Text of the Poem

 I went by the Druid stone
 That broods in the garden white and lone,
And I stopped and looked at the shifting shadows
 That at some moments fall thereon
 From the tree hard by with a rhythmic swing,
 And they shaped in my imagining
To the shade that a well-known head and shoulders
 Threw there when she was gardening.

 I thought her behind my back,
 Yea, her I long had learned to lack,
And I said: "I am sure you are standing behind me,
 Though how do you get into this old track?"
 And there was no sound but the fall of a leaf
 As a sad response; and to keep down grief
I would not turn my head to discover
 That there was nothing in my belief.

 Yet I wanted to look and see
 That nobody stood at the back of me;
But I thought once more: "Nay, I'll not unvision
 A shape which, somehow, there may be."
 So I went on softly from the glade,
 And left her behind me throwing her shade,
As she were indeed an apparition -
 My head unturned lest my dream should fade.


  1. The rhyme scheme in the third and final stanza—AABACCBC—is consistent throughout the poem, with the exception of line 7 in the second stanza which is unrhymed. The end rhymes in the poem are mostly perfect rhymes, such as “see”/“me”/“be” and “glade,”/“shade”/“fade” in this stanza. Sometimes the end rhymes are examples of approximate rhyme or off rhyme, such as “unvision” and “apparition” in this stanza and “shadows”/“shoulders” in the first stanza.

    — Wesley, Owl Eyes Editor
  2. An apparition is a ghostly figure or something that appears supernaturally.

    — Wesley, Owl Eyes Editor
  3. Hardy coins the word “unvision” to mean literally “unsee.” In the poem’s context, it also has a figurative meaning: to destroy the vision of Emma he imagined or experienced in the garden.

    — Wesley, Owl Eyes Editor
  4. By refusing to look behind him, Hardy keeps alive the possibility that Emma is with him and spares himself the grief of discovering that she is not there.

    — Wesley, Owl Eyes Editor
  5. Until this point in the poem, Hardy’s emotional state has only been implied. Here he expresses it as one of sadness and grief, suggesting his feelings of despair regarding Emma’s death.

    — Wesley, Owl Eyes Editor
  6. Hardy now actively engages in his imaginary reunion with Emma, thinking she is standing behind him and speaking to her directly as he tries to understand how she could now appear in “this old track,” a reference to the path through the garden.

    — Wesley, Owl Eyes Editor
  7. Even as Hardy is drawn deeper into imagining Emma’s presence, he acknowledges her having died. The alliteration of the “L” sound in “long,” “learned,” and “lack” unites the three words, suggesting that he has lived without her for some time and that living without her had been difficult, something he had to learn how to do.

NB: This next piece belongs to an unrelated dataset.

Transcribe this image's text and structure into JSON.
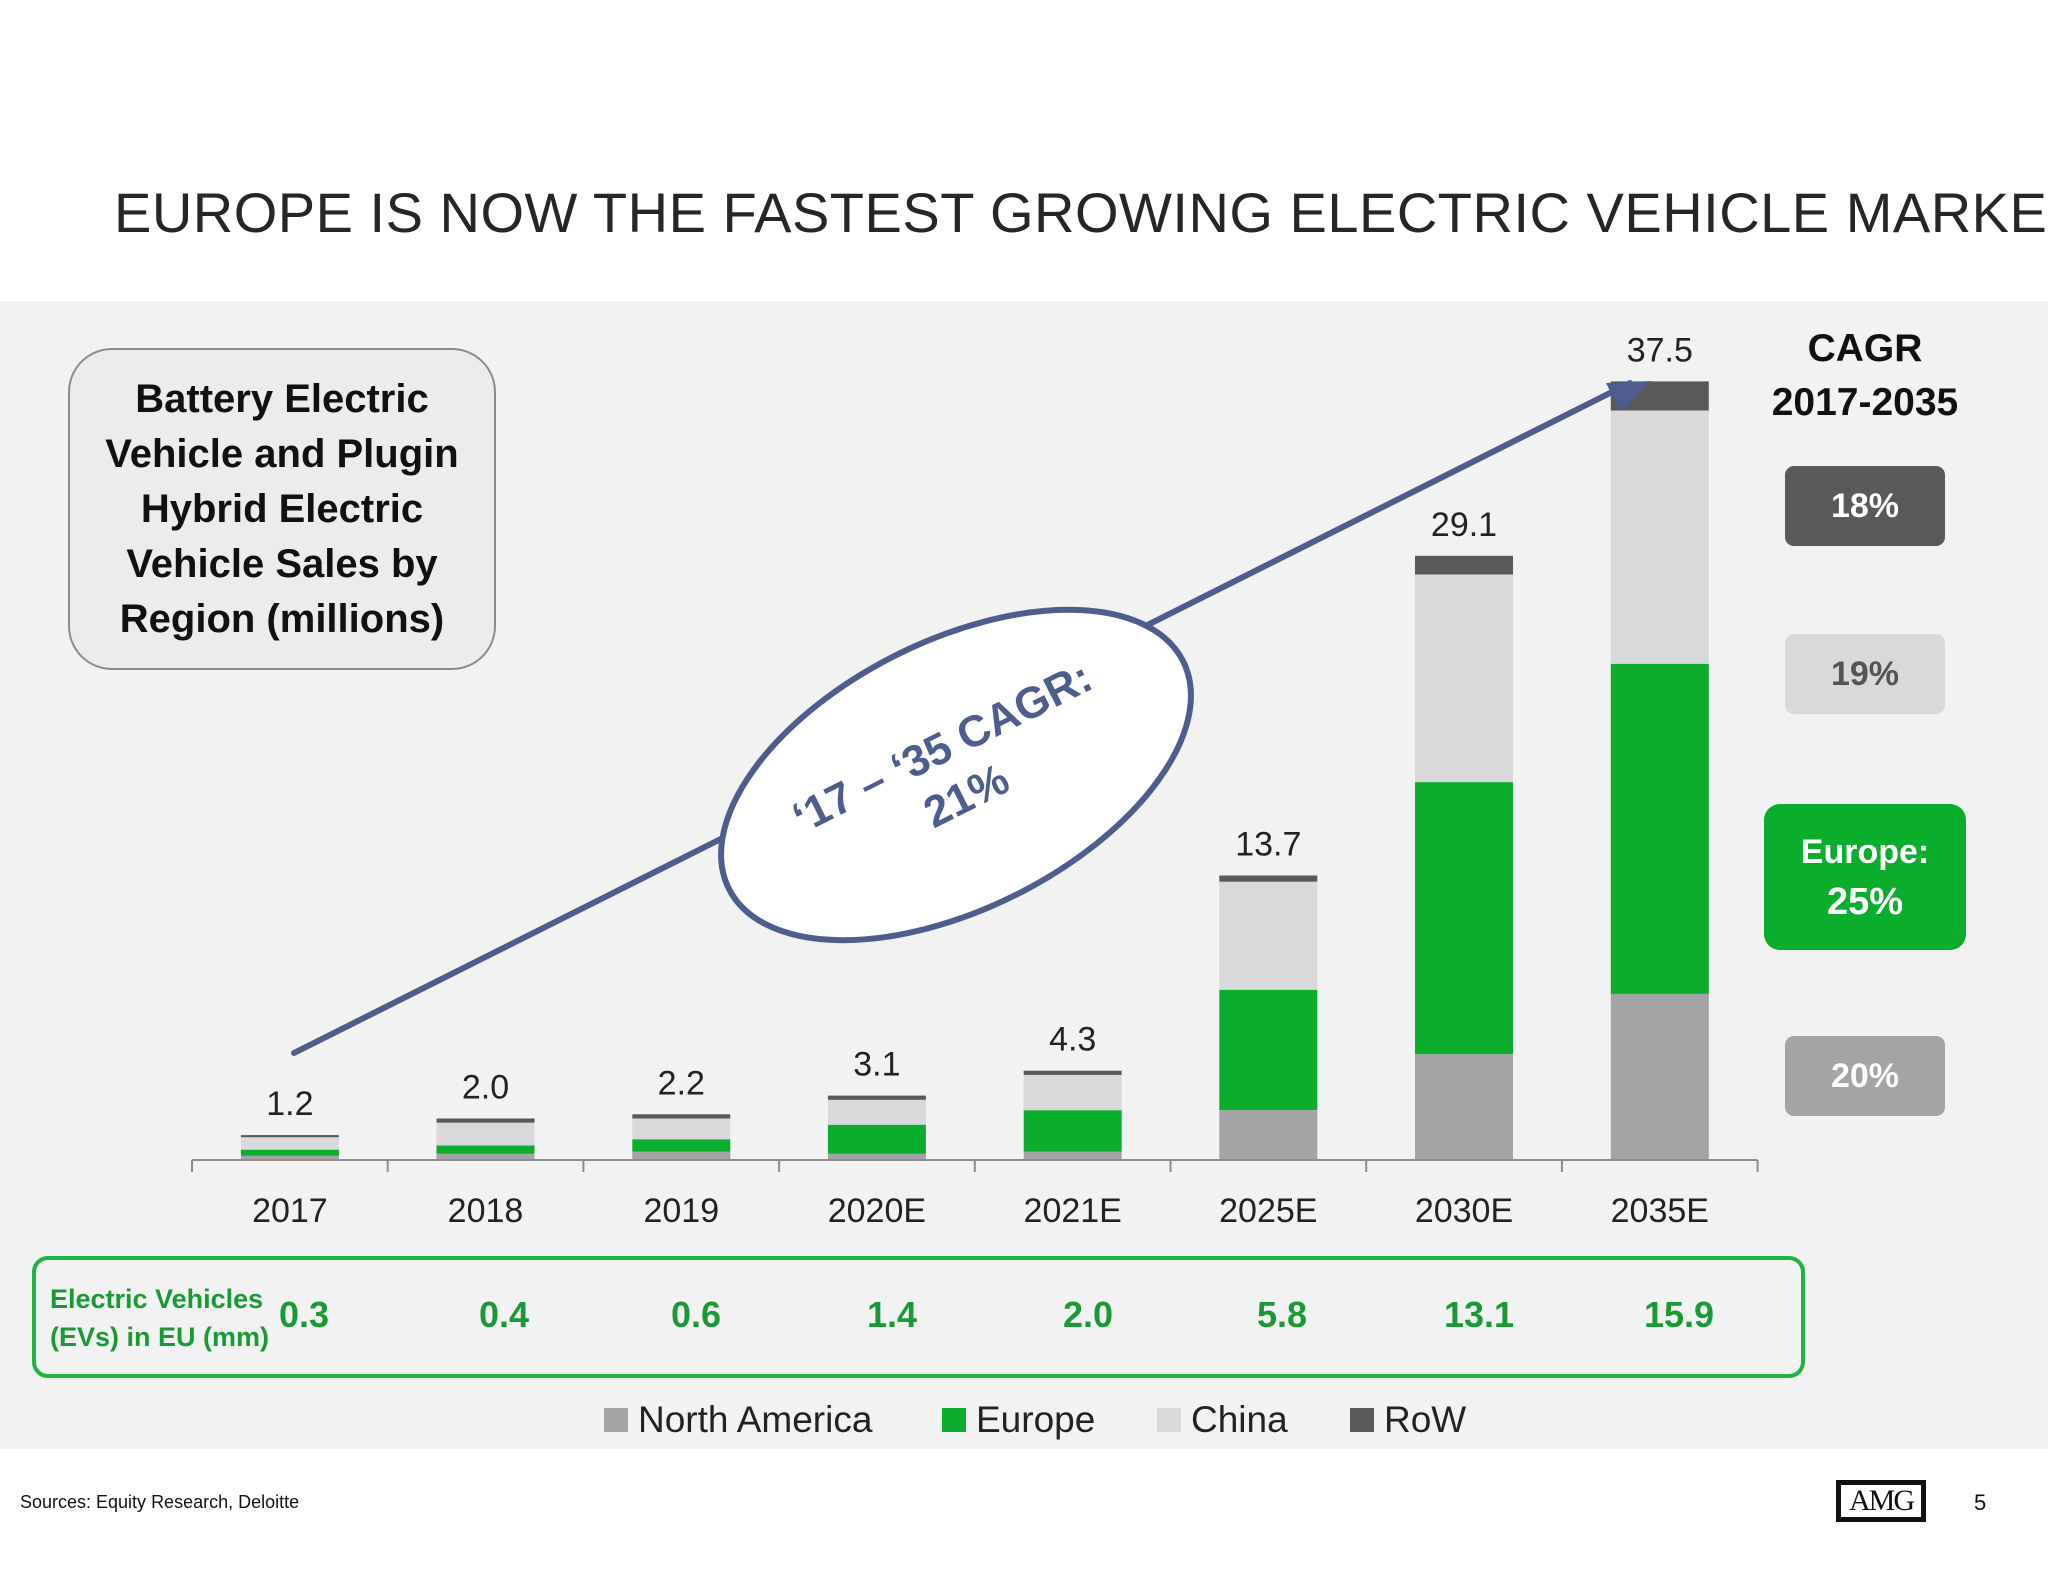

    — Wesley, Owl Eyes Editor
  8. The key word in this passage is “imagining.” From his memories of watching Emma work in the garden, Hardy see her shadow in the shadows on the stone cast by the nearby tree. His imagining that he sees Emma’s shadow provides further insight into his emotional state; he sees what he wants to see in the shadows.

    — Wesley, Owl Eyes Editor
  9. In the context of this line, “hard by” means near or nearby.

    — Wesley, Owl Eyes Editor
  10. With this line the focus of the poem changes from the stone to the shadows on the stone; the focus shifts simultaneously with the shadows shifting on it. The alliteration of the “S” sound emphasizes the dynamic in the line and in the poem. The repetition of the alliteration in the following lines (“some,” “swing,” “shaped,” “shade,” “shoulders”) unifies the stanza, leading to the final and most important alliterative word: “she.” “She” refers to Emma, the subject of Hardy’s meditation.

    — Wesley, Owl Eyes Editor
  11. To brood means to dwell on a subject while in an anxious or gloomy state of mind. With the word “broods,” Hardy personifies the stone, ascribing to it his own depressed emotional state.

    — Wesley, Owl Eyes Editor
  12. The poem begins with the description of an ancient stone in the garden at Max Gate. After moving into the house, Hardy discovered the large block of stone buried in the garden and arranged for it to be excavated, revealing charred human bones and ashes. Historical evidence to the contrary, Hardy chose to believe that the stone was the site of human sacrifices performed by Druids, priests of the Celtic tribes in Britain at the time of the Roman conquest.